But you can also treat it as an effective vector factor and use it similarly to VectorTripCount. Introducing new nodes just to add an extra operand EVL does not look necessary

Also - depending on you target - setting EVL is relatively light weight and instructions in the vector loop may have different EVLs in the future.

In what case this can happen? I believe for unrolled loop? But it can be handled by the VPTransformState::Part and VPTransformState::set/get functions.

Hi Simon, did you think about making EVL a member of VPlan just like TripCount? In this case we might be not needed lots of these new classes.

Hi Alexey! The EVL behaves like a mask and less like the TripCount. When used for tail predication, the value of EVL still depends on the current vector iteration and needs to be computed in the vector loop.

But you can also treat it as an effective vector factor and use it similarly to VectorTripCount. Introducing new nodes just to add an extra operand EVL does not look necessary

I was looking at the comments we got earlier for the reference implementation. In particular @hahn 's comment on the EVL being loop-invariant when it's not used for tail predication.
The thing is, when EVL is used for tail predication you need to re-compute it in every vector loop iteration. I don't see how EVL could be handled like VectorTripCount in this case. Could you elaborate?

Also - depending on you target - setting EVL is relatively light weight and instructions in the vector loop may have different EVLs in the future.

In what case this can happen? I believe for unrolled loop? But it can be handled by the VPTransformState::Part and VPTransformState::set/get functions.

For unrolling/interleaving, sure.
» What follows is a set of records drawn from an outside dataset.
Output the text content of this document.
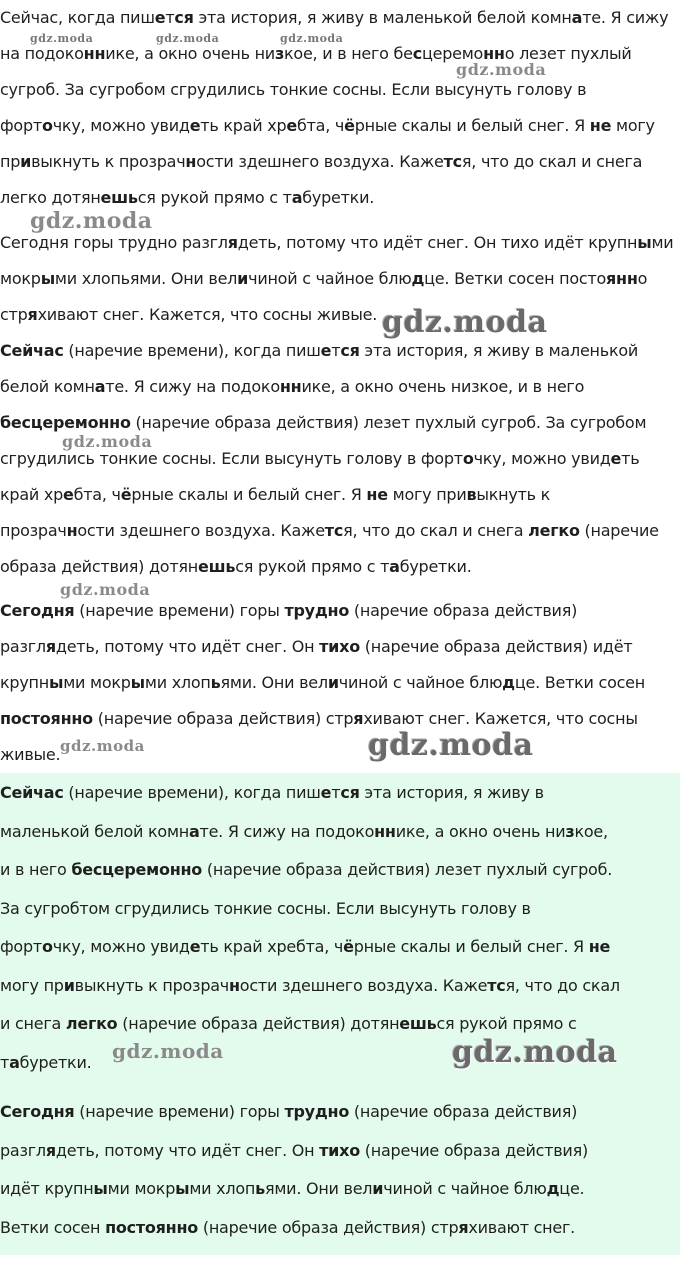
gdz.moda	gdz.moda	gdz.moda
gdz.moda
gdz.moda
gdz.moda
gdz.moda
gdz.moda
gdz.moda	gdz.moda
Сейчас, когда пишется эта история, я живу в маленькой белой комнате. Я сижу
на подоконнике, а окно очень низкое, и в него бесцеремонно лезет пухлый
сугроб. За сугробом сгрудились тонкие сосны. Если высунуть голову в
форточку, можно увидеть край хребта, чёрные скалы и белый снег. Я не могу
привыкнуть к прозрачности здешнего воздуха. Кажется, что до скал и снега
легко дотянешься рукой прямо с табуретки.
Сегодня горы трудно разглядеть, потому что идёт снег. Он тихо идёт крупными
мокрыми хлопьями. Они величиной с чайное блюдце. Ветки сосен постоянно
стряхивают снег. Кажется, что сосны живые.
Сейчас (наречие времени), когда пишется эта история, я живу в маленькой
белой комнате. Я сижу на подоконнике, а окно очень низкое, и в него
бесцеремонно (наречие образа действия) лезет пухлый сугроб. За сугробом
сгрудились тонкие сосны. Если высунуть голову в форточку, можно увидеть
край хребта, чёрные скалы и белый снег. Я не могу привыкнуть к
прозрачности здешнего воздуха. Кажется, что до скал и снега легко (наречие
образа действия) дотянешься рукой прямо с табуретки.
Сегодня (наречие времени) горы трудно (наречие образа действия)
разглядеть, потому что идёт снег. Он тихо (наречие образа действия) идёт
крупными мокрыми хлопьями. Они величиной с чайное блюдце. Ветки сосен
постоянно (наречие образа действия) стряхивают снег. Кажется, что сосны
живые.
Сейчас (наречие времени), когда пишется эта история, я живу в
маленькой белой комнате. Я сижу на подоконнике, а окно очень низкое,
и в него бесцеремонно (наречие образа действия) лезет пухлый сугроб.
За сугробтом сгрудились тонкие сосны. Если высунуть голову в
форточку, можно увидеть край хребта, чёрные скалы и белый снег. Я не
могу привыкнуть к прозрачности здешнего воздуха. Кажется, что до скал
и снега легко (наречие образа действия) дотянешься рукой прямо с
табуретки.
Сегодня (наречие времени) горы трудно (наречие образа действия)
разглядеть, потому что идёт снег. Он тихо (наречие образа действия)
идёт крупными мокрыми хлопьями. Они величиной с чайное блюдце.
Ветки сосен постоянно (наречие образа действия) стряхивают снег.
gdz.moda	gdz.moda
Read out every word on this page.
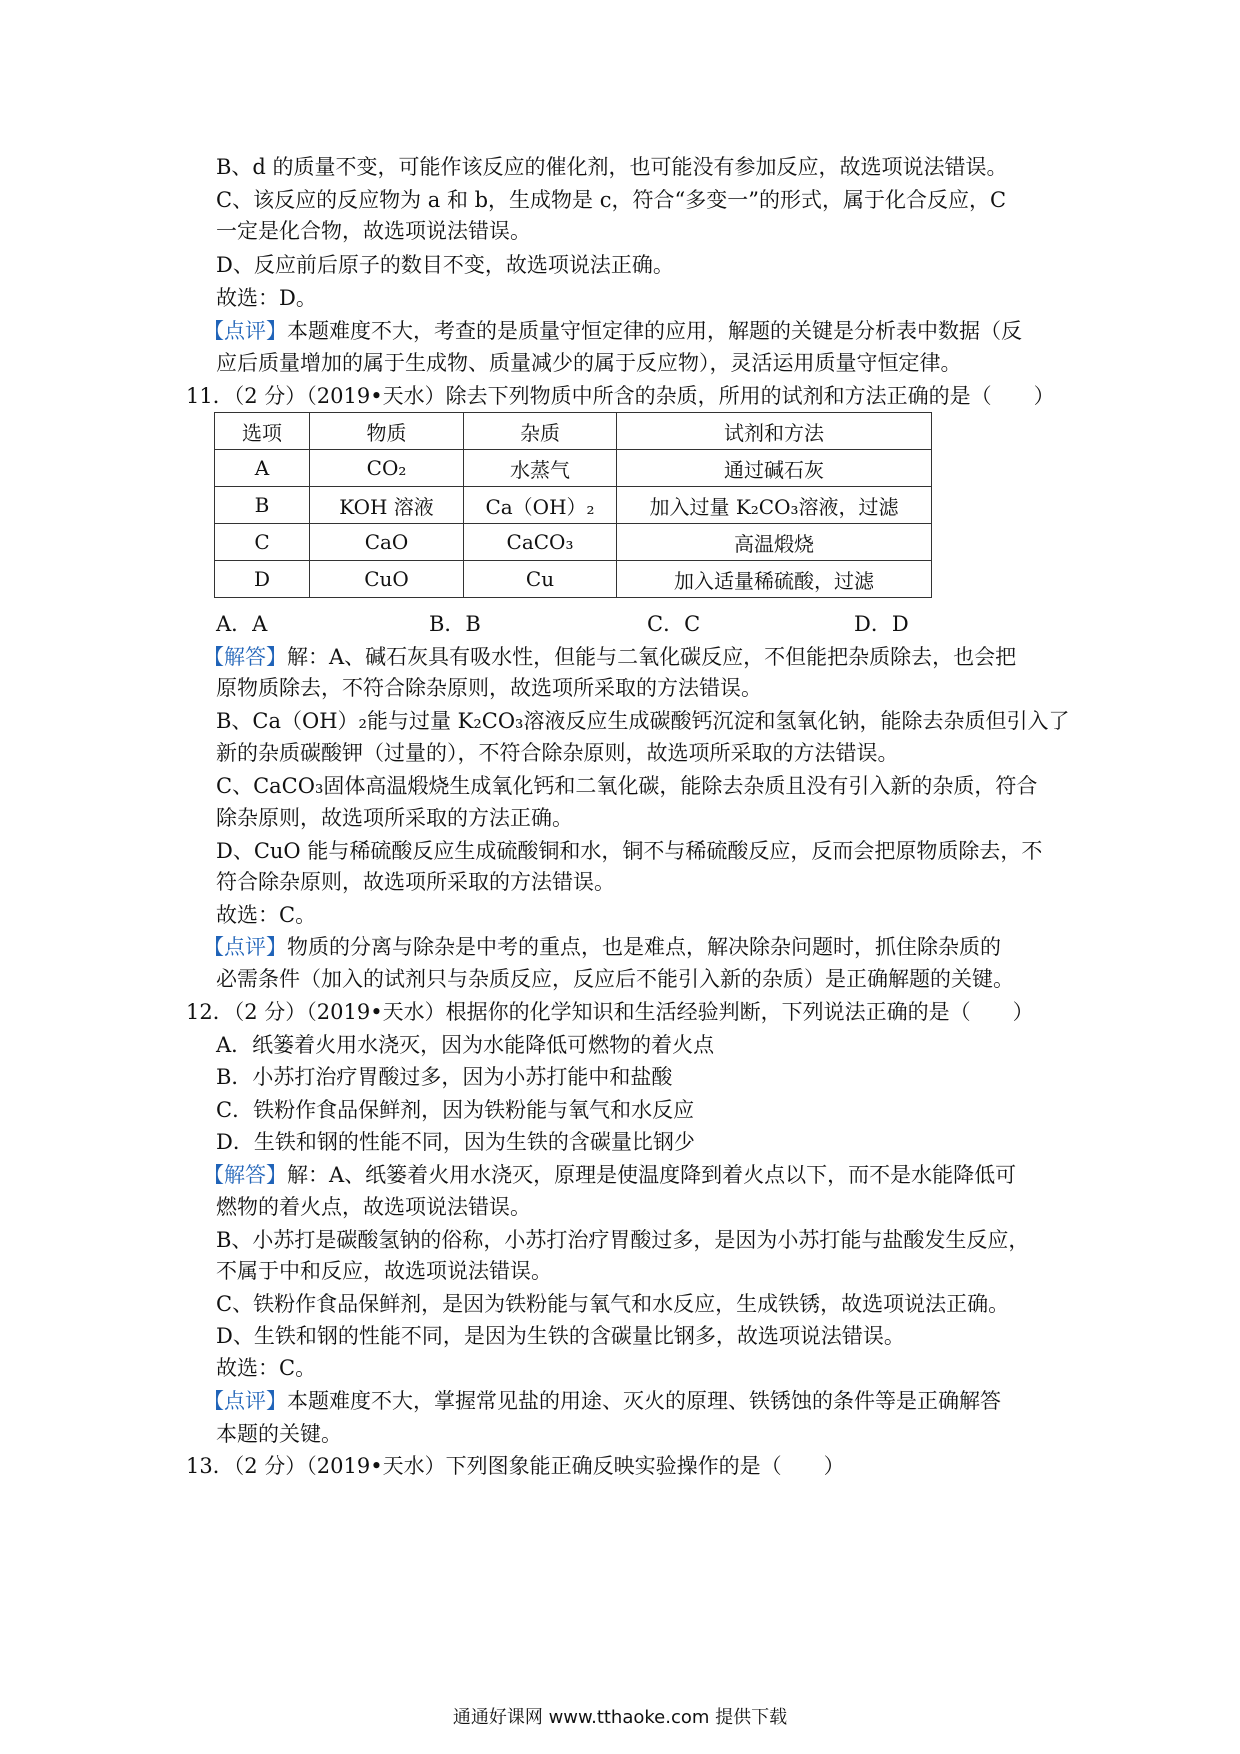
B、d 的质量不变，可能作该反应的催化剂，也可能没有参加反应，故选项说法错误。
C、该反应的反应物为 a 和 b，生成物是 c，符合“多变一”的形式，属于化合反应，C
一定是化合物，故选项说法错误。
D、反应前后原子的数目不变，故选项说法正确。
故选：D。
【点评】本题难度不大，考查的是质量守恒定律的应用，解题的关键是分析表中数据（反
应后质量增加的属于生成物、质量减少的属于反应物），灵活运用质量守恒定律。
11．（2 分）（2019•天水）除去下列物质中所含的杂质，所用的试剂和方法正确的是（　　）
选项	物质	杂质	试剂和方法
A	CO₂	水蒸气	通过碱石灰
B	KOH 溶液	Ca（OH）₂	加入过量 K₂CO₃溶液，过滤
C	CaO	CaCO₃	高温煅烧
D	CuO	Cu	加入适量稀硫酸，过滤
A．A	B．B	C．C	D．D
【解答】解：A、碱石灰具有吸水性，但能与二氧化碳反应，不但能把杂质除去，也会把
原物质除去，不符合除杂原则，故选项所采取的方法错误。
B、Ca（OH）₂能与过量 K₂CO₃溶液反应生成碳酸钙沉淀和氢氧化钠，能除去杂质但引入了
新的杂质碳酸钾（过量的），不符合除杂原则，故选项所采取的方法错误。
C、CaCO₃固体高温煅烧生成氧化钙和二氧化碳，能除去杂质且没有引入新的杂质，符合
除杂原则，故选项所采取的方法正确。
D、CuO 能与稀硫酸反应生成硫酸铜和水，铜不与稀硫酸反应，反而会把原物质除去，不
符合除杂原则，故选项所采取的方法错误。
故选：C。
【点评】物质的分离与除杂是中考的重点，也是难点，解决除杂问题时，抓住除杂质的
必需条件（加入的试剂只与杂质反应，反应后不能引入新的杂质）是正确解题的关键。
12．（2 分）（2019•天水）根据你的化学知识和生活经验判断，下列说法正确的是（　　）
A．纸篓着火用水浇灭，因为水能降低可燃物的着火点
B．小苏打治疗胃酸过多，因为小苏打能中和盐酸
C．铁粉作食品保鲜剂，因为铁粉能与氧气和水反应
D．生铁和钢的性能不同，因为生铁的含碳量比钢少
【解答】解：A、纸篓着火用水浇灭，原理是使温度降到着火点以下，而不是水能降低可
燃物的着火点，故选项说法错误。
B、小苏打是碳酸氢钠的俗称，小苏打治疗胃酸过多，是因为小苏打能与盐酸发生反应，
不属于中和反应，故选项说法错误。
C、铁粉作食品保鲜剂，是因为铁粉能与氧气和水反应，生成铁锈，故选项说法正确。
D、生铁和钢的性能不同，是因为生铁的含碳量比钢多，故选项说法错误。
故选：C。
【点评】本题难度不大，掌握常见盐的用途、灭火的原理、铁锈蚀的条件等是正确解答
本题的关键。
13．（2 分）（2019•天水）下列图象能正确反映实验操作的是（　　）
通通好课网 www.tthaoke.com 提供下载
I was thinking of optimizations that compact a mask and use EVL == number-of-ones-in-the-mask to densely operate on the compressed vectors - nothing we need to concern us with for the time being.

Here is my suggestion:

  1. We get an explicit-vector-length recipe to compute EVL inside the vector loop. And this will be the only recipe we add because..
  2. We extend the existing recipes with an (optional) EVL operand. Presence of EVL implies that VP intrinsics are used for widening.

Hi Simon, did you think about making EVL a member of VPlan just like TripCount? In this case we might be not needed lots of these new classes.

Hi Alexey! The EVL behaves like a mask and less like the TripCount. When used for tail predication, the value of EVL still depends on the current vector iteration and needs to be computed in the vector loop.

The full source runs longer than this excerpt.